2 Darkseid – one of the greatest DC villains of all time and introduced fairly recently. He was created by Jack Kirby in Superman’s Pal Jimmy Olsen #134 (November 1970). Darkseid was given some recent prominence in the recent Justice League #1 by Geoff Johns and Jim Lee. He still wasn’t given the threat of the original Kirby character. Darkseid was first realized in the Super Friends: The Legendary Super Powers Show voiced by the legendary Frank Welker. He was then voiced by Michael Ironside in the Superman: The Animated Series and Justice League cartoon. Darkseid was mainly an off screen villain in the last season of Smallville. He was mostly in shadows with gleaming red eyes, but no Omega Beams.

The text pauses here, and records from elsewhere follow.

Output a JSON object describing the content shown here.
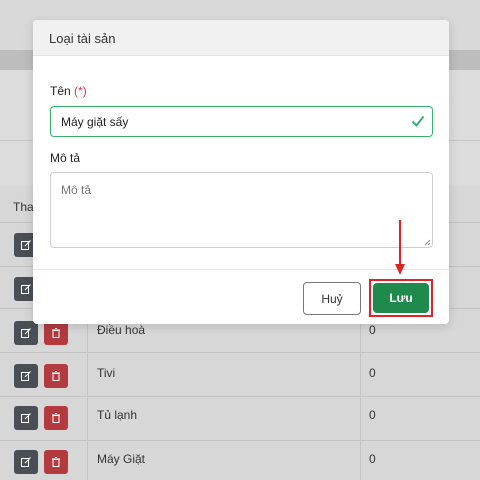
{
  "modal": {
    "title": "Loại tài sản",
    "name_label": "Tên",
    "required_marker": "(*)",
    "name_value": "Máy giặt sấy",
    "desc_label": "Mô tả",
    "desc_placeholder": "Mô tả",
    "cancel_label": "Huỷ",
    "save_label": "Lưu"
  },
  "table": {
    "header_partial": "Tha",
    "rows": [
      {
        "name": "Điều hoà",
        "value": "0"
      },
      {
        "name": "Tivi",
        "value": "0"
      },
      {
        "name": "Tủ lạnh",
        "value": "0"
      },
      {
        "name": "Máy Giặt",
        "value": "0"
      }
    ]
  },
  "colors": {
    "success": "#35b36a",
    "save_button": "#1f8a4c",
    "highlight": "#e02424",
    "delete_button": "#b33a3f",
    "edit_button": "#4a4f55"
  }
}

1 Joker – The Joker is without a doubt one of the most well known villains in all comic books. He was created by Bill Finger and Bob Kane in the first issue of Batman. His film portrayals started with the great Cesar Romero in the 1966 Batman movie and the show from 1966 to 1968. Romero is the one closest to the comic book villain with his offbeat villain plots and what is more memorable than his moustache covered up by make-up (which I still can’t see today) is his haunting laugh. Cartoon Joker first appears in the Batman/Superman Hour voiced by Larry Storch of F Troop fame. The Joker finally appears in Super Friends with the Super Powers Team: Galactic Guardians with voice supplied by the talented Frank Welker.
Jack Nicholson played Jack Napier in Burton’s 1989 Batman. I was taken aback by his need to cover up his face, the comic book Joker would never be ashamed of his clown face. The Joker is of course brilliantly realized by Mark Hamill in Batman Animated giving him a goofy and maniac edge. He also stepped in as the shadowy Joker in the premiere of the Birds of Prey show. Of course, Heath Ledger brought an anarchist, psychotic bent to The Dark Knight in 2008 and we all know that the brutality of the character can be replicated in real life. Lastly, he is voiced by Brent Spiner, Data himself, in the “Revelation” episode of Young Justice.